Let’s implement a script that periodically fetches the page data and prints if the page has changed since the last update.

import asyncio
from freshpointsync import ProductPage, ProductPageData

DATA = {
    "locationId": 296,
    "htmlHash": "946ab720ca287ca07f4258ad8f0138a4",
    "products": {
        "1419": {
            "id": 1419,
            "name": "BIO Zahradní limonáda bezový květ & meduňka 310 ml",
            "category": "Nápoje",
            "isVegetarian": False,
            "isGlutenFree": False,
            "quantity": 0,
            "priceFull": 36.72,
            "priceCurr": 36.72,
            "picUrl": "",
            "locationId": 296,
            "location": "Elektroline",
            "timestamp": 1715728503.222
        },
    }  # this is a simplified example of serialized page data

def load_from_file(file_path: str) -> ProductPageData:
    with open(file_path, 'r') as f:
        data = f.read()
    return ProductPageData.model_validate_json(data)

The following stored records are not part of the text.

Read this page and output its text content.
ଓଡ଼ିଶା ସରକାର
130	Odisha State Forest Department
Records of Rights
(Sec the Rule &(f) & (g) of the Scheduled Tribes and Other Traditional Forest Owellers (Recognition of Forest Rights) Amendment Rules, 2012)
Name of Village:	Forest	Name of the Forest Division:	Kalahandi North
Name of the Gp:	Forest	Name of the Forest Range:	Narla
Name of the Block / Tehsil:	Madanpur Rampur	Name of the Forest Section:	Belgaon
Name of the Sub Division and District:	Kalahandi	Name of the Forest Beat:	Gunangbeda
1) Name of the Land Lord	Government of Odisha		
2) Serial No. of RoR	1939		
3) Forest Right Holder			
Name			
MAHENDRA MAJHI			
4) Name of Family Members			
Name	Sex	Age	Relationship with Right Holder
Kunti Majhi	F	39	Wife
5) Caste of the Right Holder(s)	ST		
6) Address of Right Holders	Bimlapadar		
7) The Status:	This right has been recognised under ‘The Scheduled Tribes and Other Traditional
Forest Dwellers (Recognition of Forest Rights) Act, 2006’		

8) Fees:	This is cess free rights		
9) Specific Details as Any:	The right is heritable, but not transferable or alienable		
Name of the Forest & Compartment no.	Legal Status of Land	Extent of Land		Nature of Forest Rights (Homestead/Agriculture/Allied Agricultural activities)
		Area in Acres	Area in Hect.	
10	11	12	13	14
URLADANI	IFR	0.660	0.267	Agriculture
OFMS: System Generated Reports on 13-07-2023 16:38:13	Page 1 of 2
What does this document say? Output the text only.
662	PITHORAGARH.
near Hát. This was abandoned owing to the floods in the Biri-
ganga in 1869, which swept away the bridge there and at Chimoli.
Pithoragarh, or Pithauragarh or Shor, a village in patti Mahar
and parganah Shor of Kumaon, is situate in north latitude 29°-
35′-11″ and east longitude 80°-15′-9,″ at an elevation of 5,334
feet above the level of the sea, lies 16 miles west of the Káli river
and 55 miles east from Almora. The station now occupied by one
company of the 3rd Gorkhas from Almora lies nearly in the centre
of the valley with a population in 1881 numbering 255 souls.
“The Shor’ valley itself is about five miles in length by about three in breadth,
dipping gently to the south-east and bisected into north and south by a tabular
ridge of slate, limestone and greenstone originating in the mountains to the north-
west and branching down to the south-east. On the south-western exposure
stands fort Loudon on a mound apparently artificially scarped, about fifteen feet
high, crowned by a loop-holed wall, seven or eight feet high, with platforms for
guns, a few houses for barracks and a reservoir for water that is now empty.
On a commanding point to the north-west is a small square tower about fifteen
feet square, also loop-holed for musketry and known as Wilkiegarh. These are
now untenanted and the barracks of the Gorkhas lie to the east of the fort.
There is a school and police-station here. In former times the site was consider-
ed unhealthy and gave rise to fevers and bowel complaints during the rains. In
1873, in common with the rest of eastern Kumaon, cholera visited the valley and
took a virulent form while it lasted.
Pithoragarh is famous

def dump_to_file(data: ProductPageData, file_path: str) -> None:
    with open(file_path, 'w') as f:
        f.write(data.model_dump_json(indent=4, by_alias=True))

async def main() -> None:
    data = ProductPageData.model_validate(DATA)
    # data = load_from_file('pageData.json')  # uncomment to load from file
    async with ProductPage(data=data) as page:
        await page.update_silently()
        print(f'Location ID: {page.data.location_id}')
        print(f'Location name: {page.data.location}')
        if page.data.html_hash != data.html_hash:
            print('The page has changed since the last update.')
        else:
            print('The page has not changed since the last update.')
    # dump_to_file(page.data, 'pageData.json')  # uncomment to save the data

if __name__ == '__main__':
    asyncio.run(main())

In the example above, a ProductPageData object is created from the serialized data. A new ProductPage instance is created with this data. The page data is then updated, and the script prints whether the page has changed since the last update based on the value of MD5 hash of the page HTML contents.

Tip

If you run the script as is, it will always print that the page has changed. This is because the DATA dictionary is not representative of an actual Freshpoint.cz page contents. Try uncommenting the dump_to_file function call to save the page data to a file after the first run. Then, uncomment the load_from_file function call to load the data from the file and validate a new ProductPageData object with it. The hash comparison will then correctly determine if the page has changed since the last update.